Unterberger continues the story:

An all-star cast supported Troy on her lone Apple effort: George Harrison, Billy Preston, Peter Frampton, Stephen Stills, Klaus Voormann, Jackie Lomax, Eric Clapton, Leon Russell, and Delaney & Bonnie all contributed, and Harrison, Stills, Lomax, Preston, Voormann, and Ringo Starr pitched in on the songwriting, though Troy wrote or co-wrote most of the songs.

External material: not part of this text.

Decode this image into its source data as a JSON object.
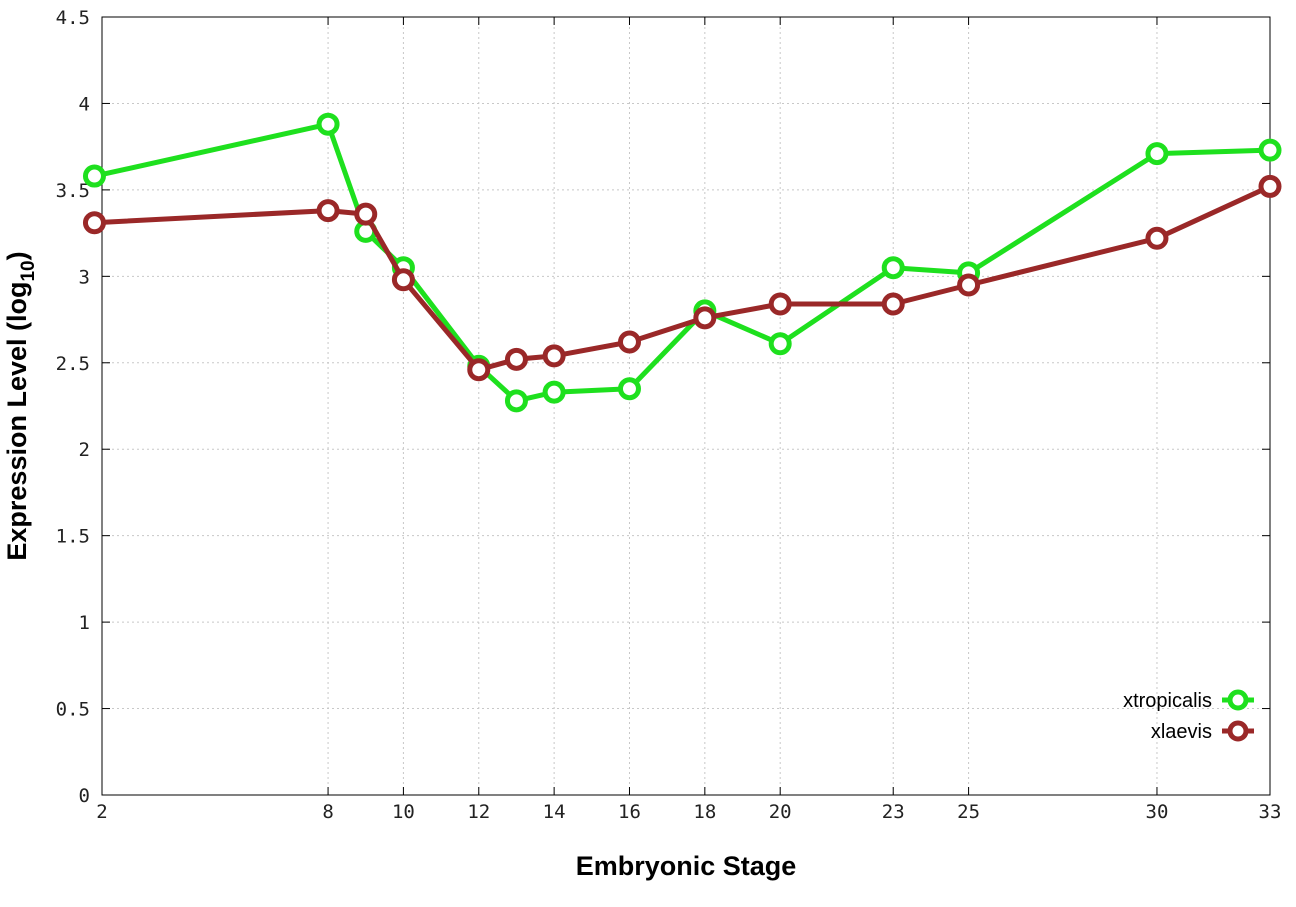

Jackie Lomax — “The Eagle Laughs at You”

“The Eagle”, the B-side to “Sour Milk Sea” (see #164), the first single from Lomax’s ’68 Apple Records album Is This What You Wantfeatured Harrison and Clapton playing rhythm and lead guitar alongside Lomax”. Derek See says that “‘Sour Milk Sea’ is stellar, but the b side is a CRACKING piece of psychedelic English soul. (Sounds like Eric Clapton blazing away on guitar, too (caught at a precious time before he became a big bore.)” Without commenting on God, the song is indeed a cracking piece of psychedelic English soul, in my mind the best song on the album. 00individual calls it a “raucous Heavy-Metal-tinged Rocker” and “an uptempo barnstormer” and quotes Lomax as noting that “[i]n the middle of it, there was some guy who was sweeping up the studio who played the cornet, so we got him on it and overloaded it so that it sounds like a bloody elephant screaming through the place.”

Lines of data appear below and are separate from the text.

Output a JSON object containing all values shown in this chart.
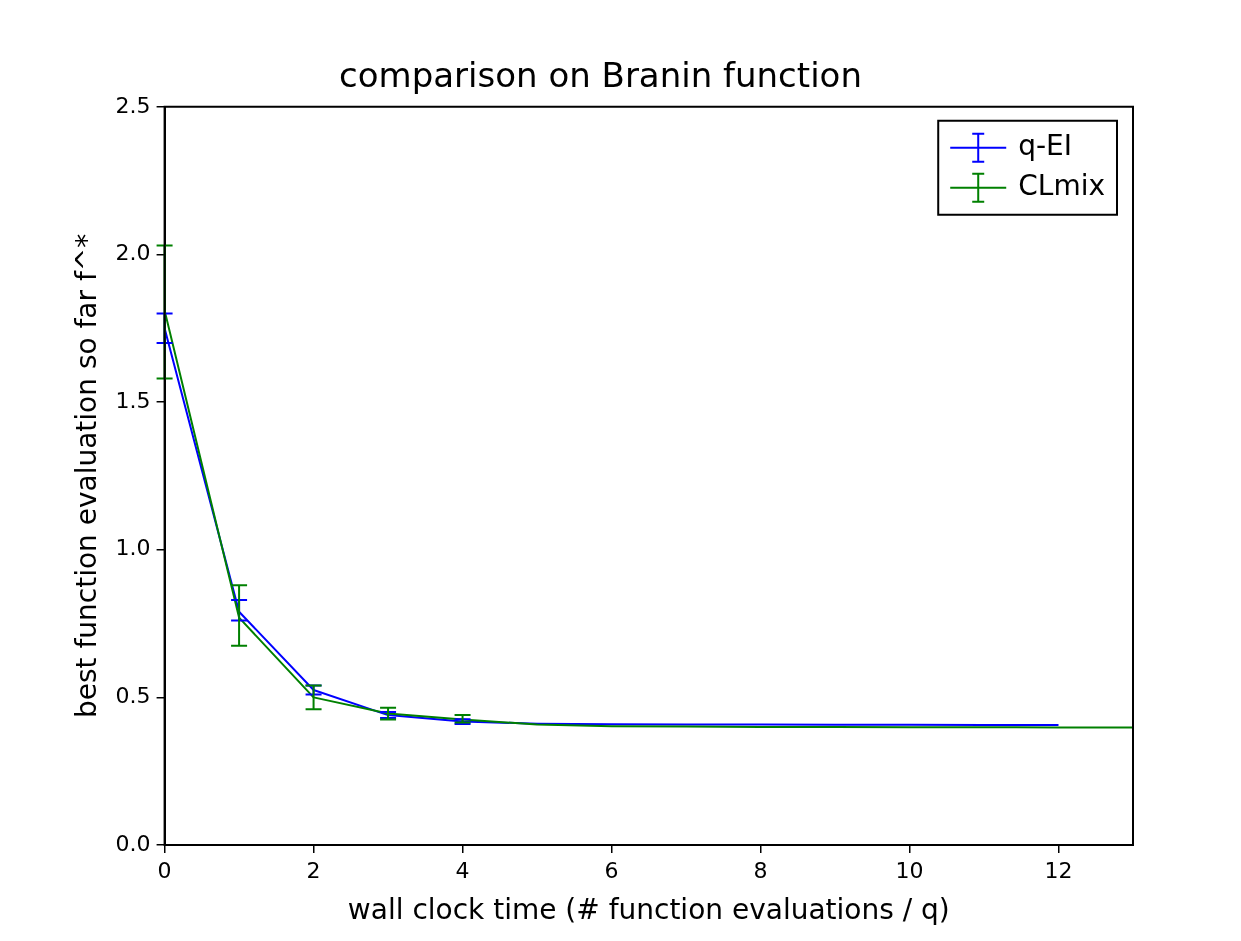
{
  "chart_data": {
    "type": "line",
    "title": "comparison on Branin function",
    "xlabel": "wall clock time (# function evaluations / q)",
    "ylabel": "best function evaluation so far f^*",
    "xlim": [
      0,
      13
    ],
    "xticks": [
      0,
      2,
      4,
      6,
      8,
      10,
      12
    ],
    "ylim": [
      0,
      2.5
    ],
    "yticks": [
      {
        "value": 0,
        "label": "0.0"
      },
      0.5,
      {
        "value": 1,
        "label": "1.0"
      },
      1.5,
      {
        "value": 2,
        "label": "2.0"
      },
      2.5
    ],
    "grid": false,
    "legend": "top right",
    "marker": "none",
    "line_style": "solid",
    "series": [
      {
        "name": "q-EI",
        "color": "#0000ff",
        "x": [
          0,
          1,
          2,
          3,
          4,
          5,
          6,
          7,
          8,
          9,
          10,
          11,
          12
        ],
        "values": [
          1.75,
          0.79,
          0.525,
          0.44,
          0.418,
          0.411,
          0.409,
          0.408,
          0.408,
          0.407,
          0.407,
          0.406,
          0.406
        ],
        "errors": [
          [
            1.7,
            1.8
          ],
          [
            0.76,
            0.83
          ],
          [
            0.51,
            0.54
          ],
          [
            0.43,
            0.45
          ],
          [
            0.41,
            0.426
          ],
          null,
          null,
          null,
          null,
          null,
          null,
          null,
          null
        ]
      },
      {
        "name": "CLmix",
        "color": "#008000",
        "x": [
          0,
          1,
          2,
          3,
          4,
          5,
          6,
          7,
          8,
          9,
          10,
          11,
          12,
          13
        ],
        "values": [
          1.81,
          0.77,
          0.5,
          0.445,
          0.425,
          0.408,
          0.402,
          0.401,
          0.4,
          0.4,
          0.399,
          0.399,
          0.398,
          0.398
        ],
        "errors": [
          [
            1.58,
            2.03
          ],
          [
            0.675,
            0.88
          ],
          [
            0.46,
            0.54
          ],
          [
            0.425,
            0.465
          ],
          [
            0.415,
            0.44
          ],
          null,
          null,
          null,
          null,
          null,
          null,
          null,
          null,
          null
        ]
      }
    ]
  }
}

As to Lomax’s back story, Bruce Eder explains that:

Lomax should have been one of Liverpool’s homegrown rock & roll stars — that’s what the Beatles believed . . . . [He was first in the Undertakers,] who occupied the front rank of Liverpool bands . . . both the Undertakers and the Beatles worked behind [the Liverpool vocal group the Chants], and it was through those alternate gigs, as well as crisscrossing each other’s paths on the Liverpool and Hamburg scenes, that the two groups got to know each other. . . . Lomax . . . began working with an R&B band that evolved into the quartet Lomax Alliance . . . [which was then] signed by Brian Epstein . . . . . The quartet only ever put out one single, “Try as You May,” in May of 1967, but Epstein’s death late in August of that year ended whatever interest [CBS] had in the group . . . . [W]ith the founding of Apple Records . . . . George Harrison remembered [him] well . . . and recorded Lomax on a pair of songs, “Little Yellow Pills” and “Won’t You Come Back.” He was happy enough with the session to have Lomax . . . record . . . “Sour Milk Sea[” b]acked with Lomax’s “The Eagle Laughs at You[.]” Buoyed by positive reviews and an enthusiastic response on the radio . . . Harrison recorded . . . additional songs with him . . . . result[ing in] Is This What You Want . . . .

Unfortunately, the album didn’t chart.